How Risky Is Private Credit? Analysts Are Piecing Together Clues

Summary
A recent analysis offers a view into the booming market.A boom in private credit has been moving a huge portion of corporate borrowing away from public view, taking it from the world of banks and the bond market and into the more opaque realm of private funds.
Now analysts are piecing together clues showing how risky those loans might be.
A recent analysis by S&P Global Ratings used the firm’s confidential credit assessments for clients to offer a rare view of roughly 2,000 private corporate borrowers with more than $400 billion in debt between them. Without identifying the companies, the firm ran stress tests to see how they might fare in varying economic scenarios.
The findings offer a glimpse into the private credit market, which grew in popularity after the financial crisis in 2008-09 and surged more recently after conventional lenders pulled back following this year’s banking crisis.
Much of that private lending has gone to smaller, less-profitable companies that are already loaded with debt. With the market growing, the Securities and Exchange Commission recently approved new rules for private fund managers.
The S&P analysis offers a snapshot of the market in the meantime. The firm’s analysis looked at midsize companies with corporate debt pooled in collateralized loan obligations. Since slices of many of those loans are also directly held by private credit funds, S&P said the sample represents a sizable portion of the private credit market.
S&P used the confidential “credit estimates" that it provides to collateralized-loan managers for companies with private debt in CLOs. The estimates are akin to credit ratings and tend to be updated about every six months on average.
The tests showed that many of the companies that have turned to the private credit markets would struggle with any financial stress if the Federal Reserve’s interest-rate policy was to persist.
“If rates stay higher for longer—or higher forever—then these companies are not equipped," said Ramki Muthukrishnan, head of U.S. leveraged finance at S&P Global. He said companies would struggle to pay their debt.
Just 46% of the companies in the analysis would generate positive cash flow from their business operations under S&P’s mildest stress scenario, in which earnings fell by 10% and the Fed’s benchmark rates increased by another 0.5 percentage point, the ratings firm said. Private credit sponsors would be left facing difficult choices over which companies to keep supporting, Muthukrishnan said.

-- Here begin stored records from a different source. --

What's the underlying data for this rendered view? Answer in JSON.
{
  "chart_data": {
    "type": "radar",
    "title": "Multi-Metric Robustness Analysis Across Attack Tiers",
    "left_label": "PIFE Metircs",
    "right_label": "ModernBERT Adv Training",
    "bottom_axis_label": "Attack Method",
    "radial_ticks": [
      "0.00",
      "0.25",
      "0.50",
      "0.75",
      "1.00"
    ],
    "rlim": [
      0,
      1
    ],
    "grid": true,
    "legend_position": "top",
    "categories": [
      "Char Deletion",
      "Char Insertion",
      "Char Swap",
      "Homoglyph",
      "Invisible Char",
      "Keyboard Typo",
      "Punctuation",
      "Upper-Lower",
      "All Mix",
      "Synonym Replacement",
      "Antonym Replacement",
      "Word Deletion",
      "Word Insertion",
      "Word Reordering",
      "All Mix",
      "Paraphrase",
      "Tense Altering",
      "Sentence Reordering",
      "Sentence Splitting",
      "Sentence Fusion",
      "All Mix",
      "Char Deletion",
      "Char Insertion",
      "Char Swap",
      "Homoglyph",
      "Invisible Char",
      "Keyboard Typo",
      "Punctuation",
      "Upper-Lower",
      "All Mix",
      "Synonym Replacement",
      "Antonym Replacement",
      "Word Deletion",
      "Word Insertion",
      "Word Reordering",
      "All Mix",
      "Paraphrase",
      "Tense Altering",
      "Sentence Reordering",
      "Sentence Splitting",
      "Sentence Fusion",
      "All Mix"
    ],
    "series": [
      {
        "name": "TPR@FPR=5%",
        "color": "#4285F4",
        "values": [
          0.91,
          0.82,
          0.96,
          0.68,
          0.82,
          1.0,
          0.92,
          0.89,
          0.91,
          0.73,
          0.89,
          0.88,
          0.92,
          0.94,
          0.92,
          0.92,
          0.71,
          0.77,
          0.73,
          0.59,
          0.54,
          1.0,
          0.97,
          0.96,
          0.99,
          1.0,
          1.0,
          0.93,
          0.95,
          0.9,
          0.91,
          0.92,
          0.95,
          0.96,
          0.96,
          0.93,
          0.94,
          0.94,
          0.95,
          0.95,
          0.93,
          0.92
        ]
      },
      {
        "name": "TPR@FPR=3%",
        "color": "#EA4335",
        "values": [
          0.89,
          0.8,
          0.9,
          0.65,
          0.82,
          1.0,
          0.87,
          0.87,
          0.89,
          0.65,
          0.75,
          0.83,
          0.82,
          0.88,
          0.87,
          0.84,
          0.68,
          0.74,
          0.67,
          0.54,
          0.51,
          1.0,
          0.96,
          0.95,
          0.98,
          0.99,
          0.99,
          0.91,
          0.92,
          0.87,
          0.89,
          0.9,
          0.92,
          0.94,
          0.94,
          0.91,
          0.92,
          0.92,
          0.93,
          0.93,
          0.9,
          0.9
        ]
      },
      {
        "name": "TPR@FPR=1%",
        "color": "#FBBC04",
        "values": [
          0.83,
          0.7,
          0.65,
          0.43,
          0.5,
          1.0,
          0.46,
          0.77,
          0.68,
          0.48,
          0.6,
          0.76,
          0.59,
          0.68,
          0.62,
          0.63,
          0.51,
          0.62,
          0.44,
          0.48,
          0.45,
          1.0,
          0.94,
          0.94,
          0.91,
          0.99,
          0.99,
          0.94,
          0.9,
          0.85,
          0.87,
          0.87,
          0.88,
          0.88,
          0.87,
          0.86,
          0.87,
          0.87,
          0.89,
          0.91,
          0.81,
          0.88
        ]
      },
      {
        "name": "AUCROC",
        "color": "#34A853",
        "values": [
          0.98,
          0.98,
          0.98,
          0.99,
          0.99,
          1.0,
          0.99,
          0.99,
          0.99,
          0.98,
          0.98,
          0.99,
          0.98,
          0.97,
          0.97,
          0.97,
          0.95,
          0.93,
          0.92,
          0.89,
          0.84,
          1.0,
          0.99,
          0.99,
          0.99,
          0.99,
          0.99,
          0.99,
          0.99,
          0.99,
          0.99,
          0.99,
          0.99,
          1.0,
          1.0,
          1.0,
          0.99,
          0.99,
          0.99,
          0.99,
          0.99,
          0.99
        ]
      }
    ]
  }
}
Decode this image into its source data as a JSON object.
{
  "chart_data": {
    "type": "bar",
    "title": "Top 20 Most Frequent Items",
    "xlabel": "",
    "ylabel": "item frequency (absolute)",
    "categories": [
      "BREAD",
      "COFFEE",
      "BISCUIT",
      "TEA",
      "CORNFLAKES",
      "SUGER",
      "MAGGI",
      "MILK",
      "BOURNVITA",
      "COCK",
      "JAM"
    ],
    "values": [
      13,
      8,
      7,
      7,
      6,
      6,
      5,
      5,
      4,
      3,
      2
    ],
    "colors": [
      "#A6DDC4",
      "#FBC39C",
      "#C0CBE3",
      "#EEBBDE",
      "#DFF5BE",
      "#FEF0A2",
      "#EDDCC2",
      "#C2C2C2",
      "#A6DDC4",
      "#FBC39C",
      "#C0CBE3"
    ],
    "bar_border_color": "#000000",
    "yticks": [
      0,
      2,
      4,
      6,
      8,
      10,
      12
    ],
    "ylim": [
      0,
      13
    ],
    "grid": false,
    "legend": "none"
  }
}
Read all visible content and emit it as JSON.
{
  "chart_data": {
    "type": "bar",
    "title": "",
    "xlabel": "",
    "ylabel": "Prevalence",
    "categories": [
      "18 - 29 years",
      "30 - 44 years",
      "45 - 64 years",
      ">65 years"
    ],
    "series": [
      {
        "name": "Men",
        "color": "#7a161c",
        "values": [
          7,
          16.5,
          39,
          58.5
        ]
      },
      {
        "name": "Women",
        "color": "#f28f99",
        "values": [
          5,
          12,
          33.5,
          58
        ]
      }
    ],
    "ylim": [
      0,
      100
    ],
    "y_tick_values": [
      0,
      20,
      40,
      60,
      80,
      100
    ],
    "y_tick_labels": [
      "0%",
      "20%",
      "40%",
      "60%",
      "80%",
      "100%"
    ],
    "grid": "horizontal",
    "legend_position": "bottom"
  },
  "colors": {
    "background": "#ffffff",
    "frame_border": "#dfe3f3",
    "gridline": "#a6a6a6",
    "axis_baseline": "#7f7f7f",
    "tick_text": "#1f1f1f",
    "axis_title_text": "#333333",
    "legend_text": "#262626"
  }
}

“It needs to make economic sense for them to throw good money after bad, and they have a whole lot of companies in their portfolio," he said.
S&P has been lowering scores on several of its credit estimates, a move similar to a downgrade on a rated bond. The firm lowered its scores for 87 companies into its “ccc" territory from the start of the year through the end of August, a heightened rate similar to that at the start of the pandemic.
The firm said the downgraded companies often had capital structures it viewed as “unsustainable absent favorable economic and financial conditions, or upcoming loan maturities without a definite plan to extend, refinance, or redeem the debt."
Separately, analysts at Bank of America said recently that they expect the rate of private debt defaults to reach 5% next year if interest rates remain high.
Some recent higher-profile bankruptcies involved companies that used private credit. The orthodontics company SmileDirectClub filed for bankruptcy in September, after borrowing $255 million in a private loan last year. Bed Bath & Beyond took out a $375 million private loan last year before filing for bankruptcy in April.
S&P’s analysis wasn’t all gloom.
The firm found that many of the companies appear to have some runway left. Under current conditions, the companies in S&P’s sample had a median liquidity of nearly 2½ times as much cash and other assets available to cover their needs, including maturing debt.Companies also have some time for rates to come down. While roughly $30 billion of debt is set to mature next year, that balloons to north of $60 billion in 2025 and nearly $100 billion in 2026.